This apartment building has seen more that its share of fire, neighbors say.
Story and photos by David F. Ashton
The sound of smashing glass awoke Parkrose resident Ted Wentz in the wee hours of April 9. “Transients use our street to go between The Grotto and NE Sandy Blvd. I thought they were breaking beer bottles in the street again.”
But when Wentz looked out the window, he saw the four-plex apartment building at 4415 NE 88th Avenue ablaze.
“Flames were coming up from the lower level, and the smoke and fire was just shooting up over the balcony – just like a giant barbecue or bonfire,” exclaimed eyewitness Wentz. “I grabbed the phone and called 9-1-1. They kept asking for the address; I gave them mine and told them ‘It’s right across the street, about a block from your fire station [#12] just south on Sandy Boulevard’.”
After he hung up, Wentz said he ran across the street. “I saw the garage next to the neighbor’s house, directly across the street from me, starting to smoke because of the heat. I hooked up her garden hose and started spraying water on her garage.” His effort kept the fire at bay until firefighters arrived.
Official records show the first call reporting the fire came in 2:37 am; Engine 12 pulled up at 2:40 am. “When firefighters arrived, they reported fire coming from the doors, windows, and the roof of the building,” confirmed Portland Fire & Rescue (PF&R) spokesman Lt. Allen Oswalt.
Crewmembers from PF&R Station 12 – here, from the next day’s shift – examine the fire damage, and take note of the work their fellow firefighters did 12 hours earlier.
Resident rouses occupants
Wentz said he saw someone rousting the residents, making sure everyone was out of the house. “I understand he was visiting his son, and is a sheriff somewhere; he must have dressed quickly.”
Oswalt said that as firefighters made a quick attack on the fire, other crewmembers searched for trapped victims. “Reports from occupants that all of the residents were accounted for allowed firefighters to concentrate their efforts on limiting the fire’s spread.”
As the firefighters were getting their hoses ready, Wentz recalled that a resident yelled, “There’s a propane tank on the side of the building!” Firefighters grabbed it and moved it out of harm’s way.
“The flames were just amazing,” Wentz said. “When they cut into the roof, flames shot out. Somehow the flames got all the way from the lower level into the upper unit, and all the way out the roof.”
Oswalt commented, “The fire found its way into the attic; a tough place to fight a fire. Firefighters cut holes in the roof to douse the fire from above; others worked in the apartments below, by pulling the sheet-rock ceilings down to give access to the underside of the roof structure.”
Dog makes a break for it
In the early moments of the conflagration, Wentz said, the occupants of the unit above burning apartment were trying to coax their dog from its kennel. “But, as soon as they opened the door that leads to the stairs, the dog took off and ran south toward The Grotto. She and her boyfriend ran after the dog and found it. They asked us to keep the dog in our fenced back yard until things calmed down.”
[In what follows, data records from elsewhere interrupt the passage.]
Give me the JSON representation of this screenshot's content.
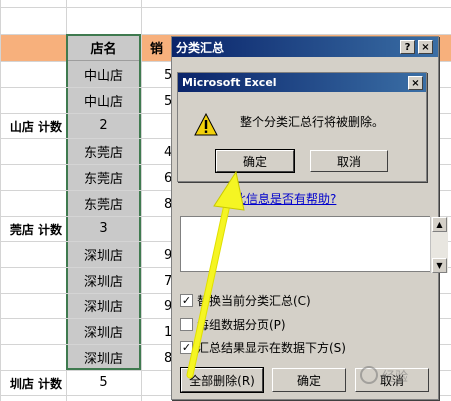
{
  "sheet": {
    "header": {
      "store_col": "店名",
      "sales_col_partial": "销"
    },
    "rows": [
      {
        "label": "",
        "value": "中山店",
        "num": "5"
      },
      {
        "label": "",
        "value": "中山店",
        "num": "5"
      },
      {
        "label": "山店  计数",
        "value": "2",
        "num": ""
      },
      {
        "label": "",
        "value": "东莞店",
        "num": "4"
      },
      {
        "label": "",
        "value": "东莞店",
        "num": "6"
      },
      {
        "label": "",
        "value": "东莞店",
        "num": "8"
      },
      {
        "label": "莞店  计数",
        "value": "3",
        "num": ""
      },
      {
        "label": "",
        "value": "深圳店",
        "num": "9"
      },
      {
        "label": "",
        "value": "深圳店",
        "num": "7"
      },
      {
        "label": "",
        "value": "深圳店",
        "num": "9"
      },
      {
        "label": "",
        "value": "深圳店",
        "num": "10"
      },
      {
        "label": "",
        "value": "深圳店",
        "num": "8"
      },
      {
        "label": "圳店  计数",
        "value": "5",
        "num": ""
      }
    ]
  },
  "subtotal_dialog": {
    "title": "分类汇总",
    "help_btn": "?",
    "close_btn": "×",
    "options": [
      {
        "label": "替换当前分类汇总(C)",
        "checked": true
      },
      {
        "label": "每组数据分页(P)",
        "checked": false
      },
      {
        "label": "汇总结果显示在数据下方(S)",
        "checked": true
      }
    ],
    "buttons": {
      "remove_all": "全部删除(R)",
      "ok": "确定",
      "cancel": "取消"
    },
    "help_link": "此信息是否有帮助?"
  },
  "message_box": {
    "title": "Microsoft Excel",
    "close_btn": "×",
    "text": "整个分类汇总行将被删除。",
    "ok": "确定",
    "cancel": "取消",
    "icon": "warning-icon"
  },
  "watermark": {
    "text": "经验"
  },
  "colors": {
    "header_band": "#f7b07c",
    "selection_border": "#3f7a4f",
    "title_bar": "#0a246a",
    "arrow": "#f5f523"
  }
}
The blaze was so intense, it took a full half hour for firefighters to get it under control.
All of this damage; all of this loss was caused by a careless discarded cigarette, officials say.
Third fire at structure
This is not the first fire at this location, Wentz told us. “When they were building it, somebody lit the Porta-Potty on fire.”
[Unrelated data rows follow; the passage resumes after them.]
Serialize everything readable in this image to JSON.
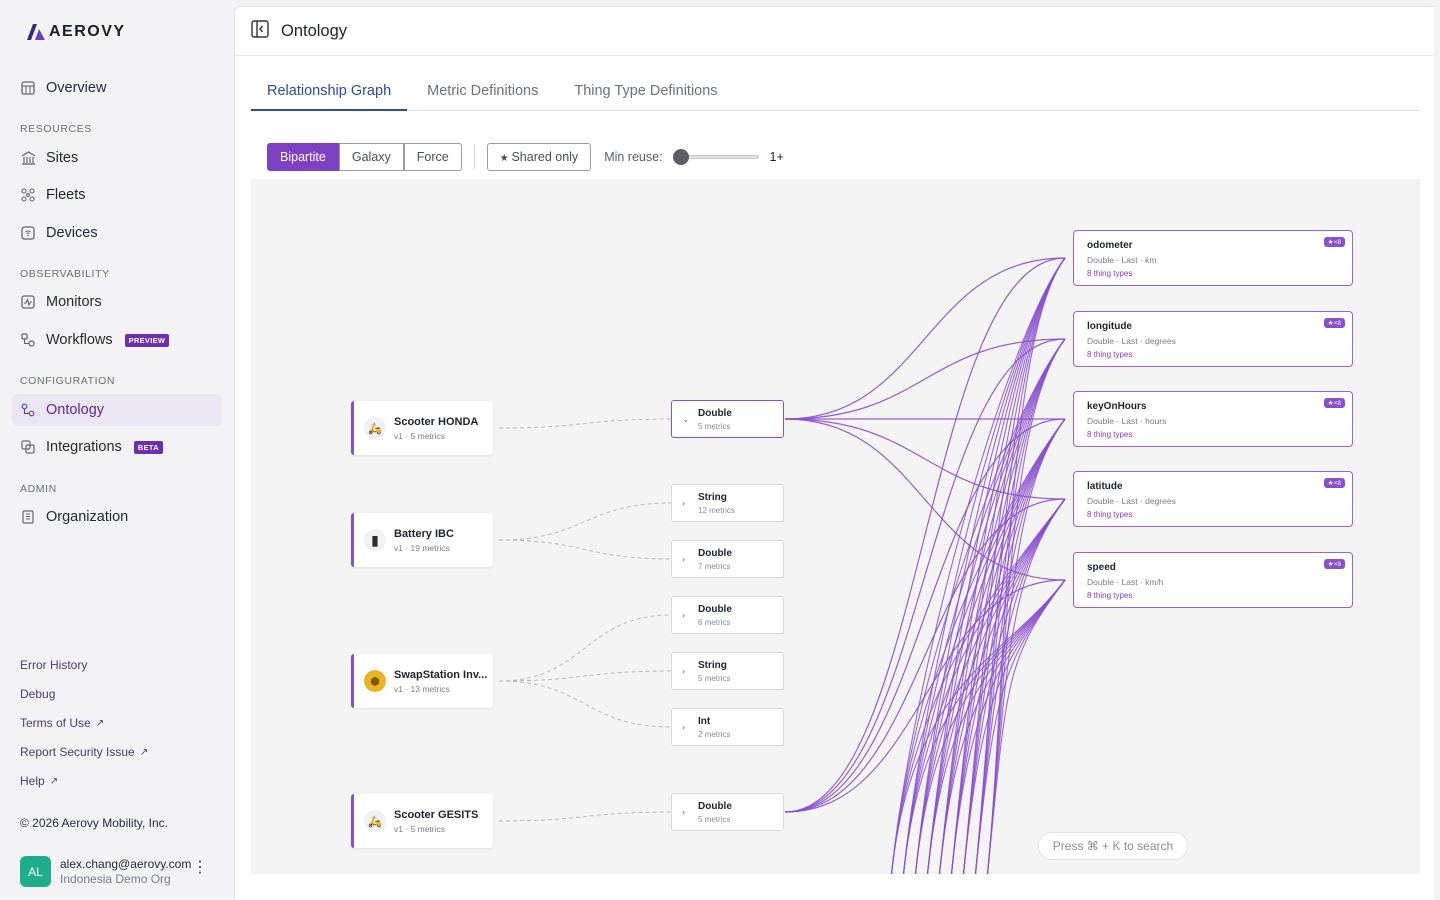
{
  "brand": {
    "name": "AEROVY"
  },
  "sidebar": {
    "overview": "Overview",
    "sections": {
      "resources": "RESOURCES",
      "observability": "OBSERVABILITY",
      "configuration": "CONFIGURATION",
      "admin": "ADMIN"
    },
    "items": {
      "sites": "Sites",
      "fleets": "Fleets",
      "devices": "Devices",
      "monitors": "Monitors",
      "workflows": "Workflows",
      "workflows_badge": "PREVIEW",
      "ontology": "Ontology",
      "integrations": "Integrations",
      "integrations_badge": "BETA",
      "organization": "Organization"
    },
    "footer": {
      "error_history": "Error History",
      "debug": "Debug",
      "terms": "Terms of Use",
      "report_security": "Report Security Issue",
      "help": "Help",
      "copyright": "© 2026 Aerovy Mobility, Inc."
    },
    "user": {
      "initials": "AL",
      "email": "alex.chang@aerovy.com",
      "org": "Indonesia Demo Org"
    }
  },
  "header": {
    "title": "Ontology"
  },
  "tabs": [
    "Relationship Graph",
    "Metric Definitions",
    "Thing Type Definitions"
  ],
  "toolbar": {
    "layouts": [
      "Bipartite",
      "Galaxy",
      "Force"
    ],
    "shared_only": "Shared only",
    "min_reuse_label": "Min reuse:",
    "min_reuse_value": "1+"
  },
  "graph": {
    "thing_types": [
      {
        "name": "Scooter HONDA",
        "meta": "v1 · 5 metrics",
        "icon": "scooter-icon"
      },
      {
        "name": "Battery IBC",
        "meta": "v1 · 19 metrics",
        "icon": "battery-icon"
      },
      {
        "name": "SwapStation Inv...",
        "meta": "v1 · 13 metrics",
        "icon": "swap-station-icon"
      },
      {
        "name": "Scooter GESITS",
        "meta": "v1 · 5 metrics",
        "icon": "scooter-icon"
      }
    ],
    "data_types": [
      {
        "name": "Double",
        "meta": "5 metrics",
        "expanded": true
      },
      {
        "name": "String",
        "meta": "12 metrics"
      },
      {
        "name": "Double",
        "meta": "7 metrics"
      },
      {
        "name": "Double",
        "meta": "6 metrics"
      },
      {
        "name": "String",
        "meta": "5 metrics"
      },
      {
        "name": "Int",
        "meta": "2 metrics"
      },
      {
        "name": "Double",
        "meta": "5 metrics"
      }
    ],
    "metrics": [
      {
        "name": "odometer",
        "meta": "Double · Last · km",
        "things": "8 thing types",
        "badge": "★×8"
      },
      {
        "name": "longitude",
        "meta": "Double · Last · degrees",
        "things": "8 thing types",
        "badge": "★×8"
      },
      {
        "name": "keyOnHours",
        "meta": "Double · Last · hours",
        "things": "8 thing types",
        "badge": "★×8"
      },
      {
        "name": "latitude",
        "meta": "Double · Last · degrees",
        "things": "8 thing types",
        "badge": "★×8"
      },
      {
        "name": "speed",
        "meta": "Double · Last · km/h",
        "things": "8 thing types",
        "badge": "★×8"
      }
    ]
  },
  "search_hint": "Press ⌘ + K to search",
  "colors": {
    "accent": "#7f41c4",
    "edge": "#8a4fcf",
    "tab_active": "#2c4b9b"
  }
}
The next fire occurred, he said, “When a girl, living in the lower, north unit, got a smoking can or ashes too close to the side of the building. It lit the apartment’s siding on fire.”
This time, according to PF&R’s Oswalt, “Fire Investigators have determined that the fire was accidentally caused by ‘improper disposal of a cigarette’. One of the occupants had discarded a cigarette into a cardboard box, which ignited and spread to a sofa, and then to the structure.”
As a result of the fire, Oswalt told us, two of the units suffered heavy damage from the fire and smoke, and the other two units were moderately damaged. “Firefighters used plastic sheeting to cover the belongings in the units, in an attempt to limit the damage to the occupants’ possessions.”
Red Cross to the rescue
The Oregon Trail Chapter of The Red Cross sent four volunteers to the scene. Because there were a total of eleven displaced residents, workers set up a temporary emergency reception center at the nearby Howard Johnson Hotel to assist the occupants.
“I saw the Red Cross come here, and found out that they were helping these people with a place to stay, some clothing, and food for a few days,” commented Wentz. “That’s really great; I didn’t know they did that. I might just be giving them a donation.”
- Find out more about the Oregon Red Cross by visiting their website: CLICK HERE.
Lesson to be learned
Never missing an opportunity to provide fire education, Oswalt commented, “All smoking material should be disposed of in a non-combustible container, preferably metal, with a tight-fitting lid. Residue from ashtrays should also be disposed of in a metal container with a tight- fitting lid.”
There were no reported injuries. The monetary damage estimate is unavailable at this time.